Alors que de nombreux créateurs décident de se retirer, il est important de réfléchir aux conséquences de tels départs : burnout ou re-création de l’art ? Industrie ou art ?
Début avril, Saint Laurent annonçait le départ de son directeur artistique, Hedi Slimane, qui occupait le poste depuis près de quatre ans. Ce dernier n’est pas le seul à vouloir prendre une nouvelle direction : il en est ainsi d’Alber Elbaz, chez Lanvin depuis quinze ans, Raf Simons, chez Dior depuis trois ans, et Alexander Wang, également depuis trois ans chez Balenciaga. Leurs talents ont souvent révolutionné les marques qu’ils ont représentées, et pourtant, ils partent.

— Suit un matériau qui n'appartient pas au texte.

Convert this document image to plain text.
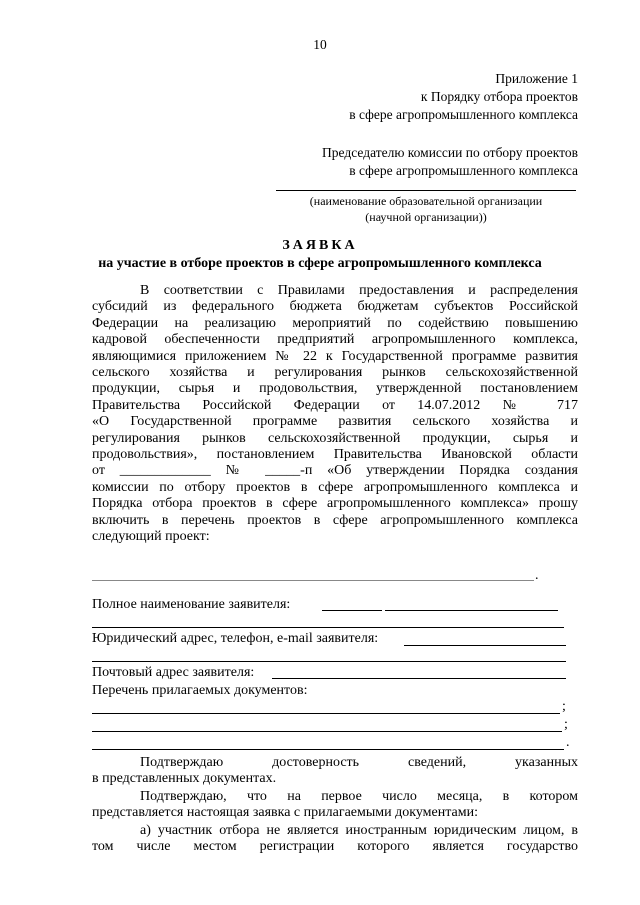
10
Приложение 1
к Порядку отбора проектов
в сфере агропромышленного комплекса
Председателю комиссии по отбору проектов
в сфере агропромышленного комплекса
(наименование образовательной организации
(научной организации))
ЗАЯВКА
на участие в отборе проектов в сфере агропромышленного комплекса
В соответствии с Правилами предоставления и распределения
субсидий из федерального бюджета бюджетам субъектов Российской
Федерации на реализацию мероприятий по содействию повышению
кадровой обеспеченности предприятий агропромышленного комплекса,
являющимися приложением № 22 к Государственной программе развития
сельского хозяйства и регулирования рынков сельскохозяйственной
продукции, сырья и продовольствия, утвержденной постановлением
Правительства Российской Федерации от 14.07.2012 № 717
«О Государственной программе развития сельского хозяйства и
регулирования рынков сельскохозяйственной продукции, сырья и
продовольствия», постановлением Правительства Ивановской области
от _____________ № _____-п «Об утверждении Порядка создания
комиссии по отбору проектов в сфере агропромышленного комплекса и
Порядка отбора проектов в сфере агропромышленного комплекса» прошу
включить в перечень проектов в сфере агропромышленного комплекса
следующий проект:
.
Полное наименование заявителя:
Юридический адрес, телефон, e-mail заявителя:
Почтовый адрес заявителя:
Перечень прилагаемых документов:
;
;
.
Подтверждаю достоверность сведений, указанных
в представленных документах.
Подтверждаю, что на первое число месяца, в котором
представляется настоящая заявка с прилагаемыми документами:
а) участник отбора не является иностранным юридическим лицом, в
том числе местом регистрации которого является государство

De nombreuses raisons peuvent être invoquées pour ces départs inattendus : des différends entre le créateur et la maison, mais aussi des excuses personnelles… Selon des proches de Raf Simons, un manque d’inspiration l’aurait poussé à se retirer. Cela semble justifié vu le rythme de vie effréné de ces créateurs qui, en plus de concevoir en moyenne six collections par an, doivent en plus s’occuper de diriger la marque. Cette cadence rend impossible l’idée même d’avoir une vie personnelle en dehors de la création, et le manque de temps pour soi fait disparaître l’inspiration si chère aux créateurs, qui, réellement passionnés et talentueux, ne se satisfont plus et décident d’arrêter.
Bien entendu, cela ne peut pas vraiment rester sans conséquences, vu l’état de « l’industrie ». Un créateur, en revisitant les codes et les traditions de la maison dans laquelle il officie, créé une nouvelle identité en s’inspirant de la précédente, celle qui définira la marque dans les années à venir. On peut penser à Karl Lagerfeld, par exemple : indéboulonnable, peut-être pour toujours, il est devenu Chanel, il n’est plus seulement son directeur artistique. Une marque avec une identité est vivante, elle a une âme, celle que le créateur a dessiné et à laquelle il a donné vie par son travail. Si les créateurs vont et viennent, et ce malgré leur succès et leur talent, il n’y aura plus d’essence à leur travail ni à l’identité globale de la marque. Il ne sera plus question que de production et non plus d’art. Et dans cette perspective, que penser de l’avenir de la mode en général ?
Malheureusement, elle est aujourd’hui une industrie, alors qu’elle ne devrait jamais être une production mais un art, une culture qui se respecte et qui se nourrit de nombreuses inspirations. La mode prend du temps, car il faut qu’elle se construise, qu’elle se rencontre et enfin se transcende par la création. Aujourd’hui, elle n’est plus qu’une industrie versée dans la fast fashion, la consommation et surtout l’accumulation. Si personne ne se préoccupe de l’identité ou de l’art avant d’acheter quelque chose chez H&M, ce ne sera pas le cas pour Dior ou Saint Laurent, qui souffriront forcément de ces fluctuations.
Le temps, comme dans tout processus de création, est crucial : les créateurs doivent prendre leur temps, ils doivent s’approprier les codes de la maison et devenir celle-ci. Préférer la quantité à la qualité n’a jamais mené personne nulle part, et il est certain que la mode n’en profitera pas. Créer une collection prend du temps, et constitue en soi un travail titanesque si l’on veut qu’il soit bien fait. Alors laissons le temps aux créateurs de s’identifier et de s’amuser, au lieu de les déshabiller de leur inspiration et les voir s’en aller au bout de quelques années.
Comme l’a fait remarquer Alber Elbaz, la complète mutation de l’art en industrie rend le travail de créateur impossible. Au départ, il ne s’agit que de création et de passion ; cela se transforme rapidement en création d’images publicitaires, et le talent ne se mesure plus que par le buzz et les réseaux sociaux. Il serait donc temps pour les artistes et les consommateurs de résister enfin à une industrie productrice et désintéressée, et de tourner le dos à ce système qui a dénaturé un art qui ne mérite pas de se perdre.